News Release

Untangling the impacts of gut bacteria on drug metabolism

Peer-Reviewed Publication

American Association for the Advancement of Science (AAAS)

Individual drugs show variations in how successful or toxic they are, person to person. Now, by observing how varieties of genetically manipulated microbiota in the guts of mice contribute to the metabolization of drugs, researchers have revealed new insights into how these bacterial residents impact overall drug response and effectiveness. Their study provides a new framework by which to disentangle the complex interactions between host and microbiome metabolisms. The results could help enable the development of medications designed to improve treatment success by tailoring them to a patient's gut microbiota. The thriving microbial communities that inhabit the human gut forage and metabolize nearly everything they encounter, including orally administered drugs. As a result, the metabolism of drugs by the host body is influenced by the specific composition of an individual's microbiota, which has been implicated in the wide variations of how successful - or toxic - drugs are among individuals. However, distinguishing and measuring the microbial contributions to drug metabolism has remained a challenge - particularly if the metabolic processes and products are chemically indistinguishable between the host and microbiome.

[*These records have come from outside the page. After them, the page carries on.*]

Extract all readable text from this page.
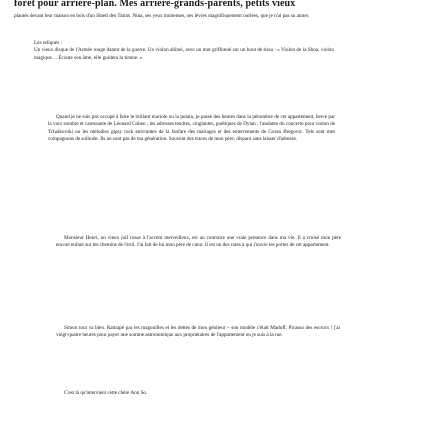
forêt pour arrière-plan. Mes arrière-grands-parents, petits vieux

plantés devant leur maison en bois d'un Shtetl des Tatras. Nina, ses yeux immenses, ses lèvres magnifiquement ourlées, que je n'ai pas su aimer.

Les reliques :

Un vieux disque de l'Armée rouge datant de la guerre. Un violon abîmé, avec un mot griffonné sur un bout de tissu : « Violon de la Shoa, violon magique… Écoute son âme, elle guidera la tienne. »

Quand je ne suis pas occupé à faire le brillant mariole ou la putain, je passe des heures dans la pénombre de cet appartement, bercé par la voix sombre et caressante de Léonard Cohen ; les adresses tendres, cinglantes, poétiques de Dylan ; l'andante du concerto pour violon de Tchaïkovski ou les mélodies gipsy rock enivrantes de la fanfare des mariages et des enterrements de Goran Bregovic. Tels sont mes compagnons de solitude. Ils ne sont pas de ma génération. Souvent des traces de mon père, disparu sans laisser d'adresse.

Monsieur Henri, un vieux juif russe à l'accent merveilleux, est au contraire une vraie présence dans ma vie. Il a croisé mon père encore enfant sur les chemins de l'exil. J'ai fait de lui mon père de cœur. Il est un des rares à qui j'ouvre les portes de cet appartement.

Simon tout va bien. Rattrapé par les magouilles et les dettes de mon géniteur – son modèle c'était Madoff, Picasso des escrocs ! j'ai vingt-quatre heures pour payer une somme astronomique aux propriétaires de l'appartement ou je suis à la rue.

C'est là qu'intervient cette chère Ann So.
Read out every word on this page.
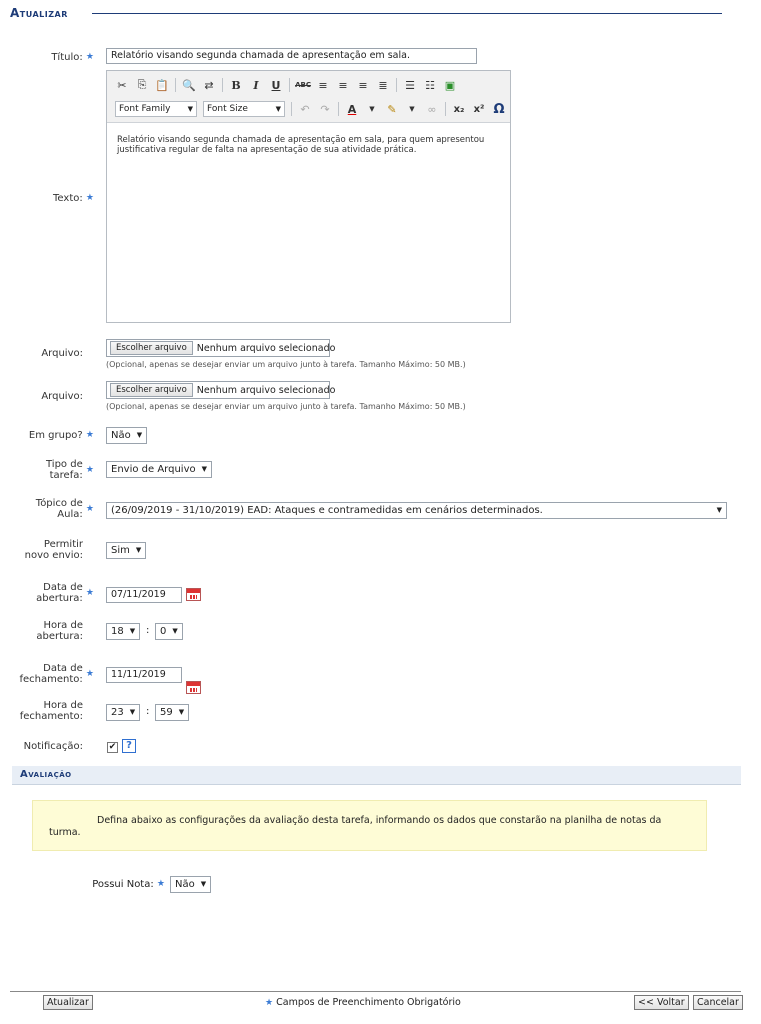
Atualizar
Título:
★	Relatório visando segunda chamada de apresentação em sala.
Texto:
★
✂ ⎘ 📋 🔍 ⇄ B	I	U	ABC ≡ ≡ ≡ ≣ ☰ ☷ ▣
Font Family ▼ Font Size	▼ ↶ ↷ A	▼	✎	▼	∞ x₂ x² Ω
Relatório visando segunda chamada de apresentação em sala, para quem apresentou justificativa regular de falta na apresentação de sua atividade prática.
Arquivo:	Escolher arquivo	Nenhum arquivo selecionado
(Opcional, apenas se desejar enviar um arquivo junto à tarefa. Tamanho Máximo: 50 MB.)
Arquivo:
Escolher arquivo	Nenhum arquivo selecionado
(Opcional, apenas se desejar enviar um arquivo junto à tarefa. Tamanho Máximo: 50 MB.)
Em grupo?
★ Não ▼
Tipo de
tarefa:

★ Envio de Arquivo ▼
Tópico de
Aula:

★ (26/09/2019 - 31/10/2019) EAD: Ataques e contramedidas em cenários determinados.	▼
Permitir
novo envio:	Sim ▼
Data de
abertura:

★	07/11/2019
Hora de
abertura:	18 ▼ : 0 ▼
Data de
fechamento:

★	11/11/2019
Hora de
fechamento:	23 ▼ : 59 ▼
Notificação:	✔ ?
Avaliação
Defina abaixo as configurações da avaliação desta tarefa, informando os dados que constarão na planilha de notas da turma.
Possui Nota:
★ Não ▼
Atualizar	★ Campos de Preenchimento Obrigatório	<< Voltar	Cancelar
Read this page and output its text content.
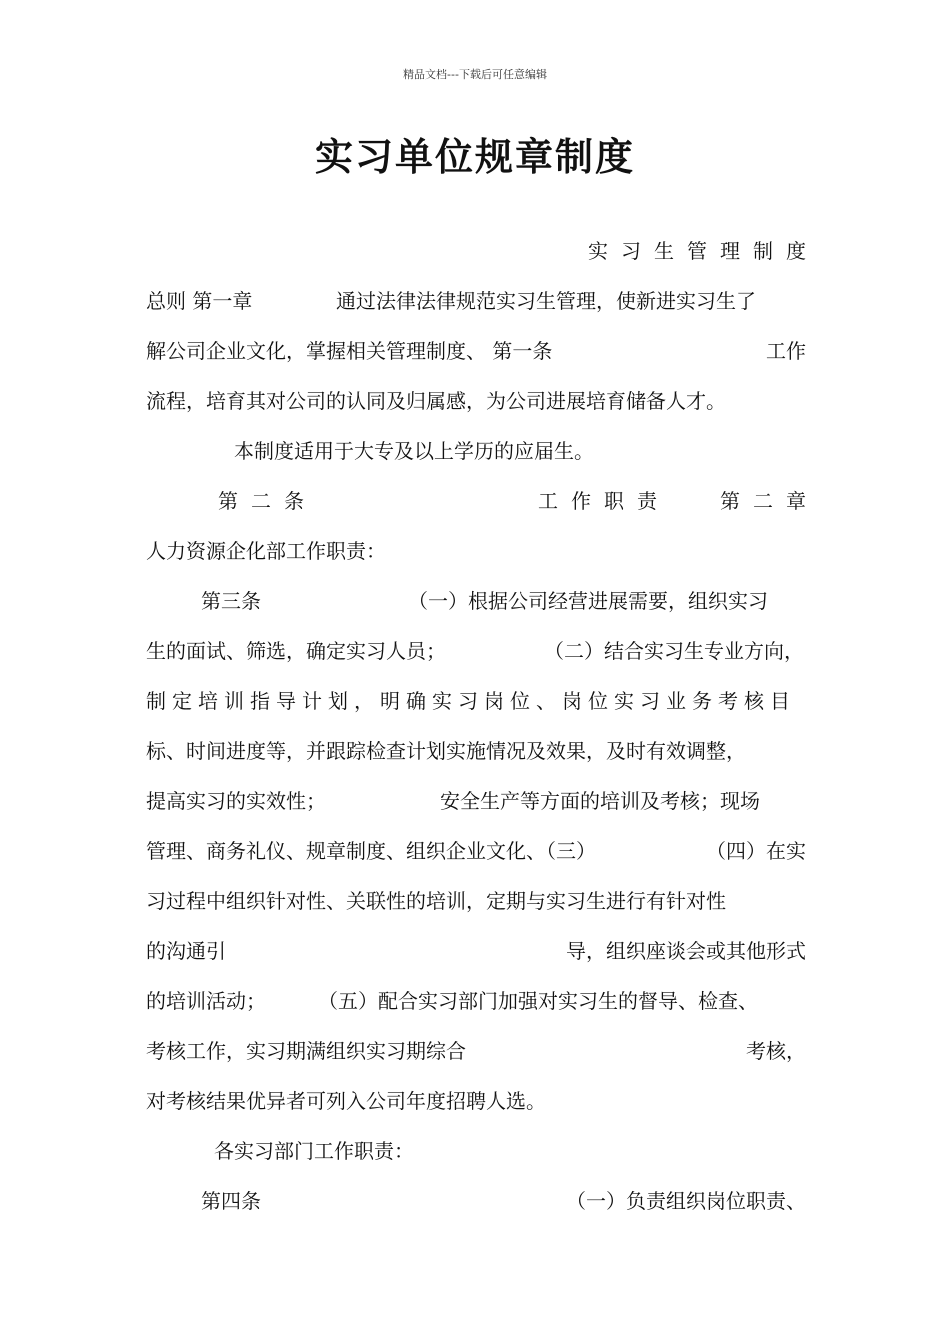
精品文档---下载后可任意编辑
实习单位规章制度
实习生管理制度
总则 第一章	通过法律法律规范实习生管理，使新进实习生了
解公司企业文化，掌握相关管理制度、 第一条	工作
流程，培育其对公司的认同及归属感，为公司进展培育储备人才。
本制度适用于大专及以上学历的应届生。
第二条	工作职责	第二章
人力资源企化部工作职责：
第三条	（一）根据公司经营进展需要，组织实习
生的面试、筛选，确定实习人员；	（二）结合实习生专业方向，
制定培训指导计划，明确实习岗位、岗位实习业务考核目
标、时间进度等，并跟踪检查计划实施情况及效果，及时有效调整，
提高实习的实效性；	安全生产等方面的培训及考核；现场
管理、商务礼仪、规章制度、组织企业文化、（三）	（四）在实
习过程中组织针对性、关联性的培训，定期与实习生进行有针对性
的沟通引	导，组织座谈会或其他形式
的培训活动；	（五）配合实习部门加强对实习生的督导、检查、
考核工作，实习期满组织实习期综合	考核，
对考核结果优异者可列入公司年度招聘人选。
各实习部门工作职责：
第四条	（一）负责组织岗位职责、
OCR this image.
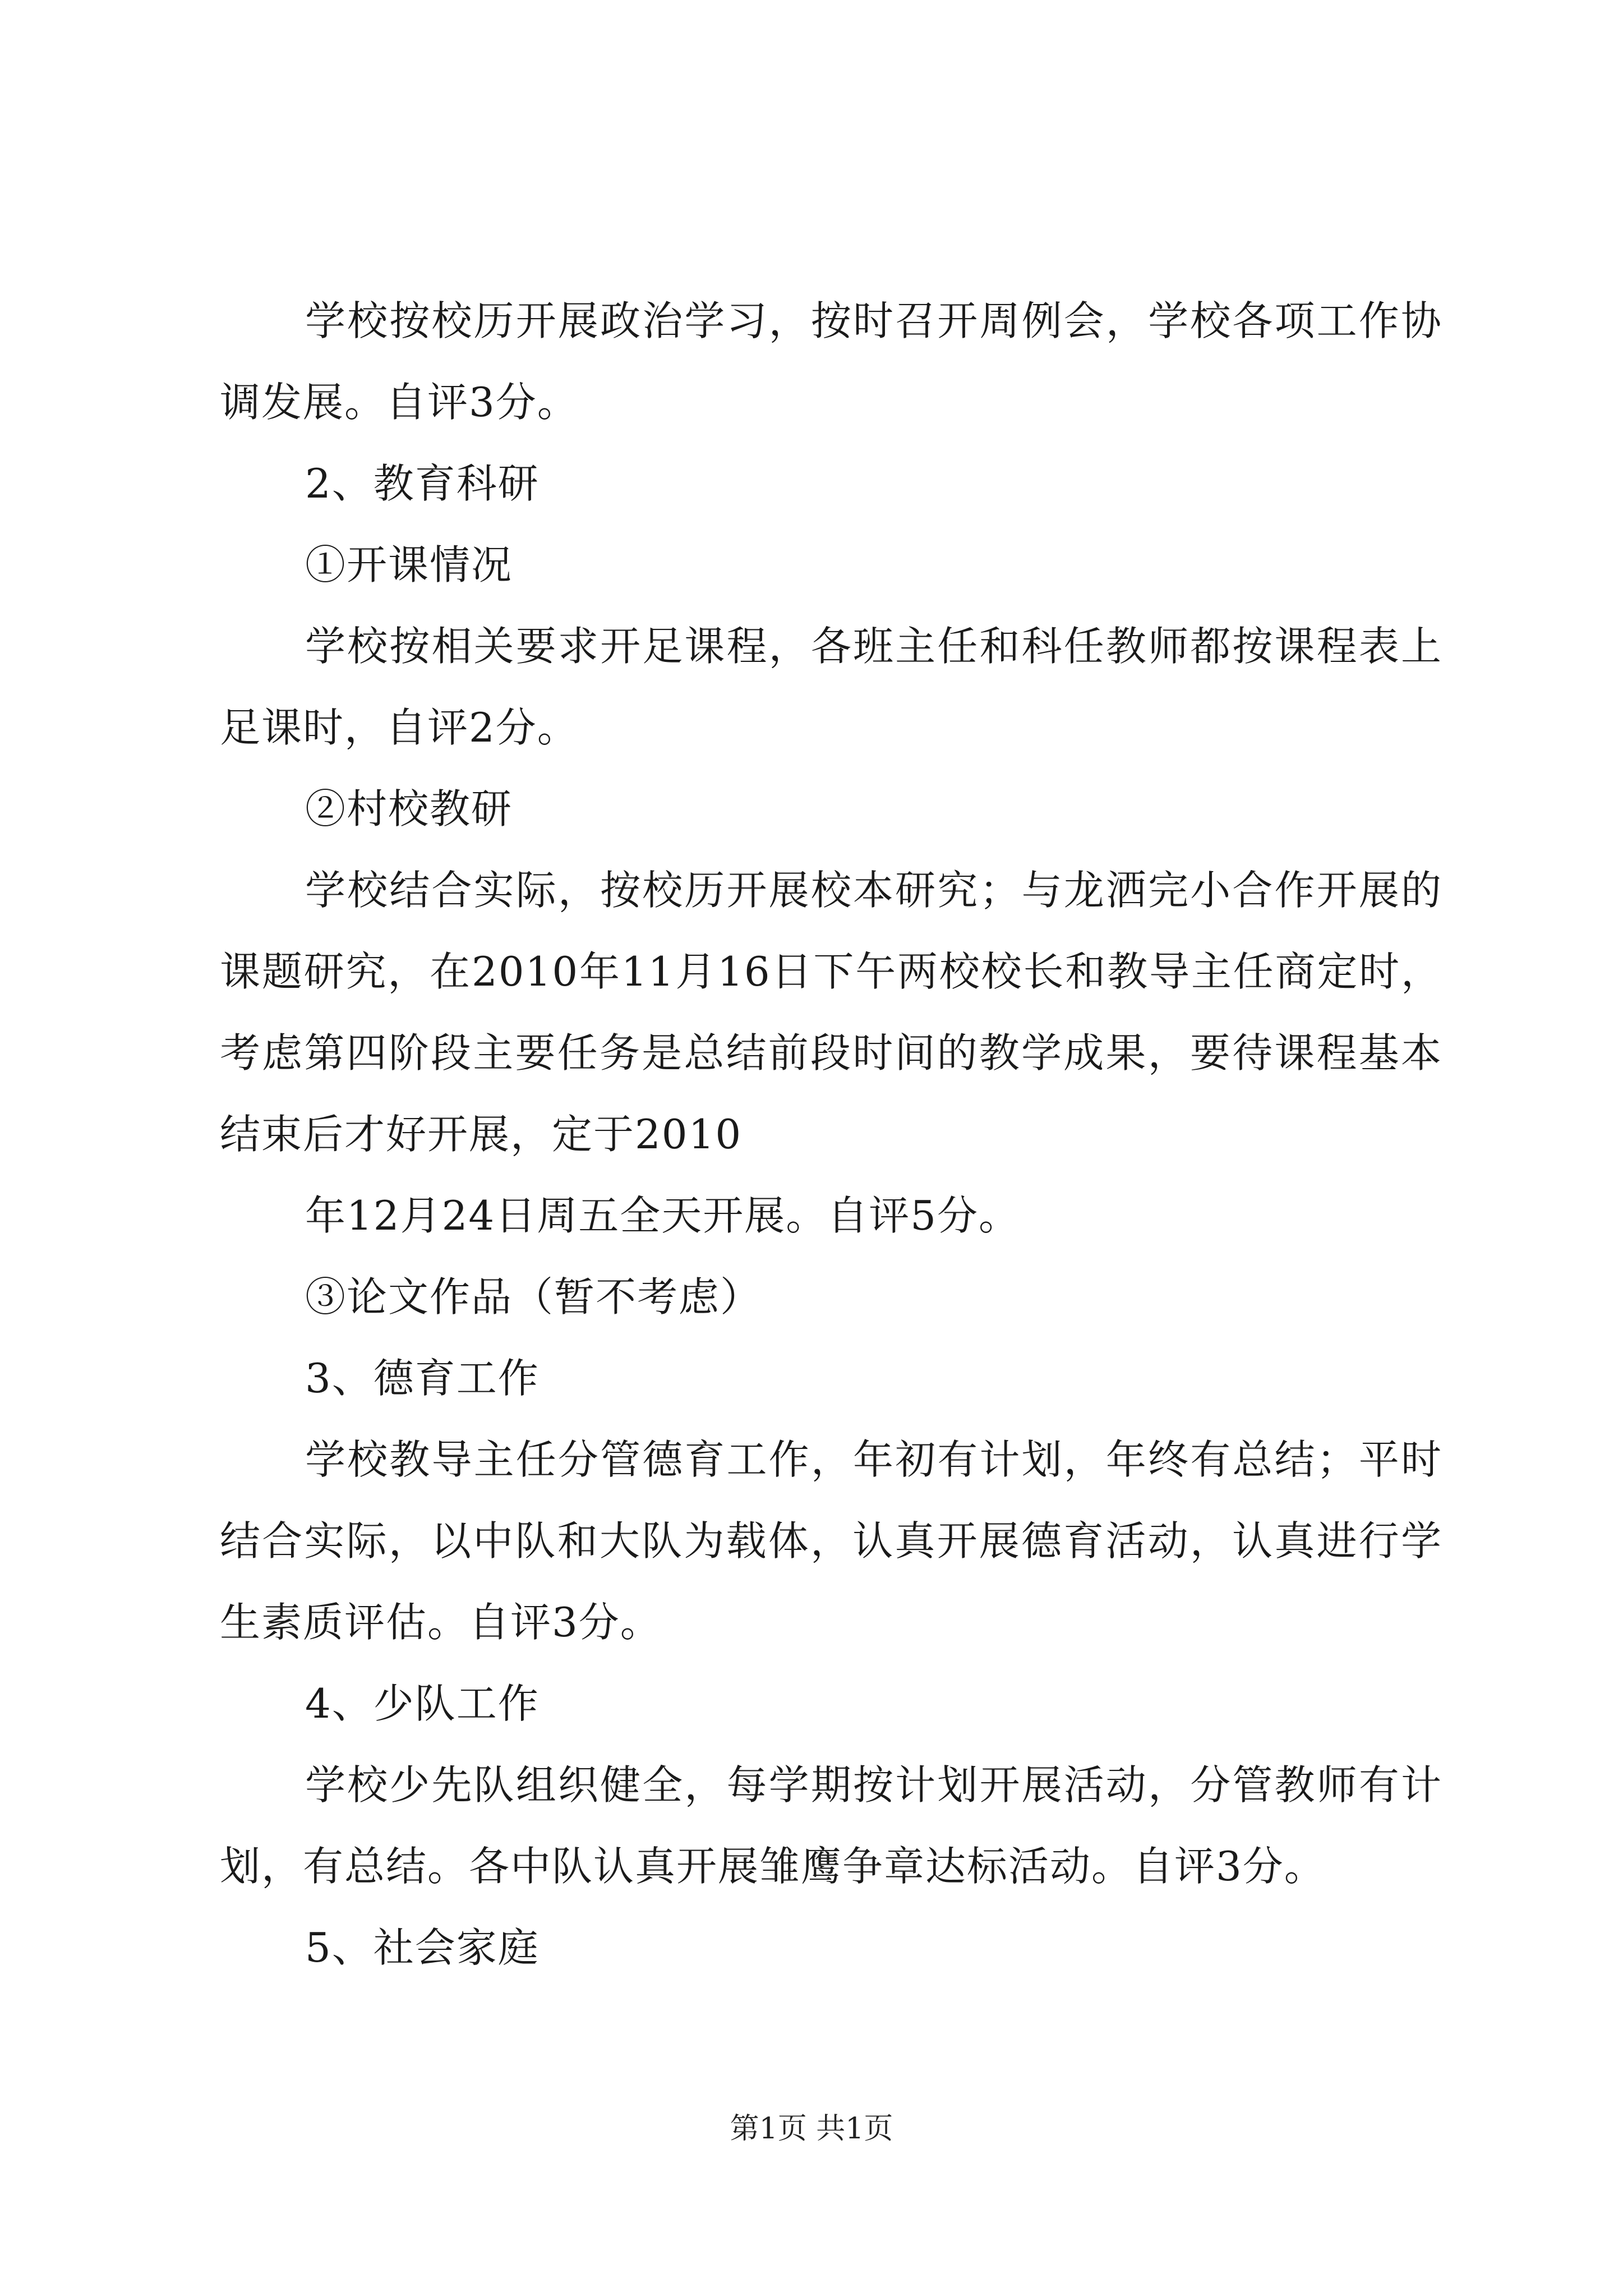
学校按校历开展政治学习，按时召开周例会，学校各项工作协调发展。自评3分。

2、教育科研

①开课情况

学校按相关要求开足课程，各班主任和科任教师都按课程表上足课时，自评2分。

②村校教研

学校结合实际，按校历开展校本研究；与龙洒完小合作开展的课题研究，在2010年11月16日下午两校校长和教导主任商定时，考虑第四阶段主要任务是总结前段时间的教学成果，要待课程基本结束后才好开展，定于2010

年12月24日周五全天开展。自评5分。

③论文作品（暂不考虑）

3、德育工作

学校教导主任分管德育工作，年初有计划，年终有总结；平时结合实际，以中队和大队为载体，认真开展德育活动，认真进行学生素质评估。自评3分。

4、少队工作

学校少先队组织健全，每学期按计划开展活动，分管教师有计划，有总结。各中队认真开展雏鹰争章达标活动。自评3分。

5、社会家庭

第1页 共1页
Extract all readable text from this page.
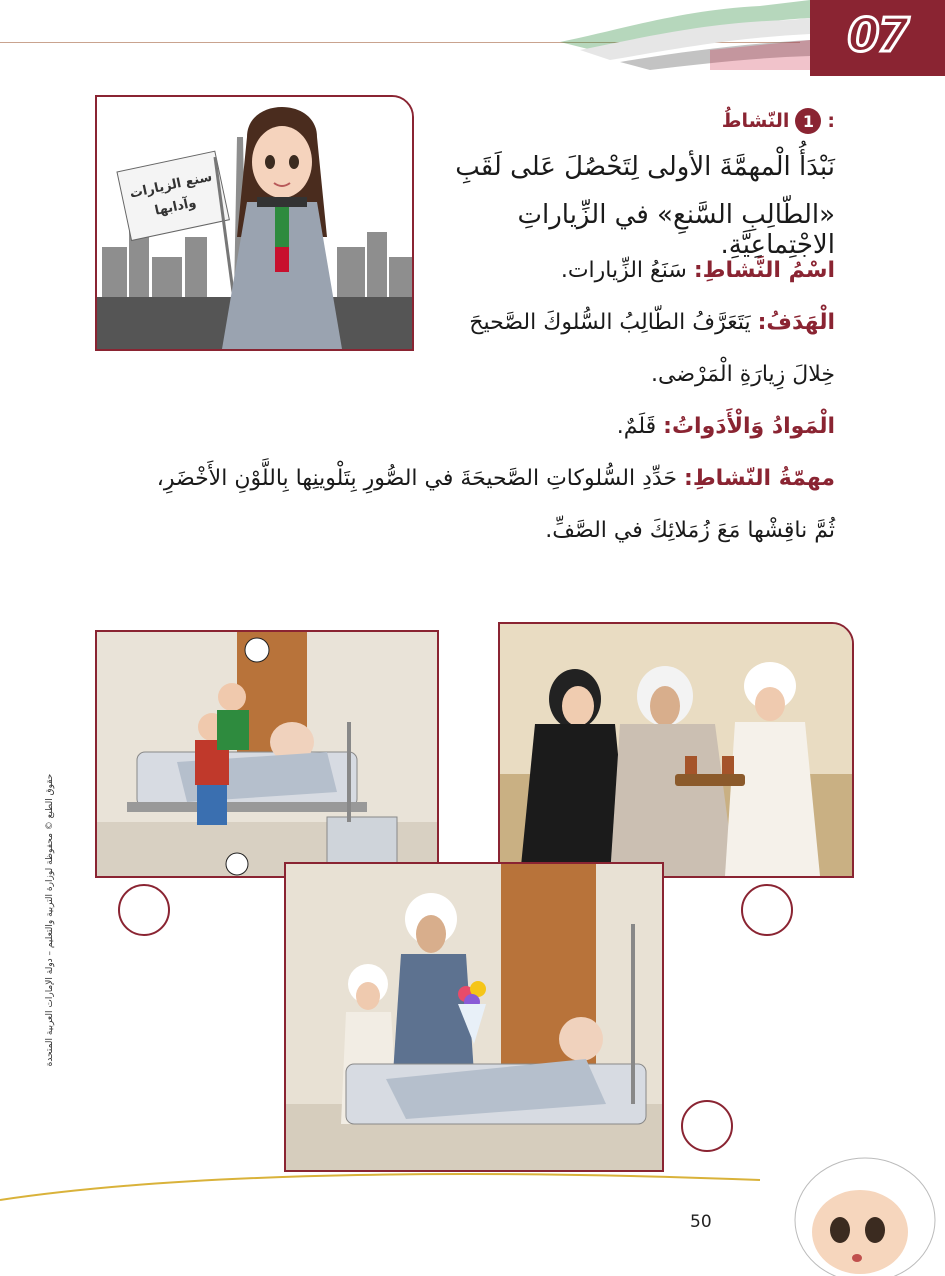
07
سنع الزيارات
وآدابها
النّشاطُ 1 :
نَبْدَأُ الْمهمَّةَ الأولى لِتَحْصُلَ عَلى لَقَبِ
«الطّالِبِ السَّنعِ» في الزِّياراتِ الاجْتِماعِيَّةِ.
اسْمُ النَّشاطِ: سَنَعُ الزِّيارات.
الْهَدَفُ: يَتَعَرَّفُ الطّالِبُ السُّلوكَ الصَّحيحَ
خِلالَ زِيارَةِ الْمَرْضى.
الْمَوادُ وَالْأَدَواتُ: قَلَمٌ.
مهمّةُ النّشاطِ: حَدِّدِ السُّلوكاتِ الصَّحيحَةَ في الصُّورِ بِتَلْوينِها بِاللَّوْنِ الأَخْضَرِ،
ثُمَّ ناقِشْها مَعَ زُمَلائِكَ في الصَّفِّ.
حقوق الطبع © محفوظة لوزارة التربية والتعليم – دولة الإمارات العربية المتحدة
50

Michael Zimmerman and colleagues measured the levels of the drug brivudine (BRV) and its known metabolite, bromovinyluracil (BVU), over time and across different tissues within mice inoculated with a variety of gut communities - some complex, some gnotobiotic and some genetically modified. The authors identified a buildup of BVU (known to lead to deadly interactions with other drugs) in the livers of mice with complex biomes, illustrating the contribution of microbiota to drug toxicity. Using this data, Zimmerman et al. developed a pharmacokinetic model, which was able to computationally predict the contributions of both the host and microbiome in the metabolism of other anti-viral and anti-depressant drugs. According to the results of the model, in some scenarios, nearly 70% of drug metabolism could be predicted from the activity of microbiota.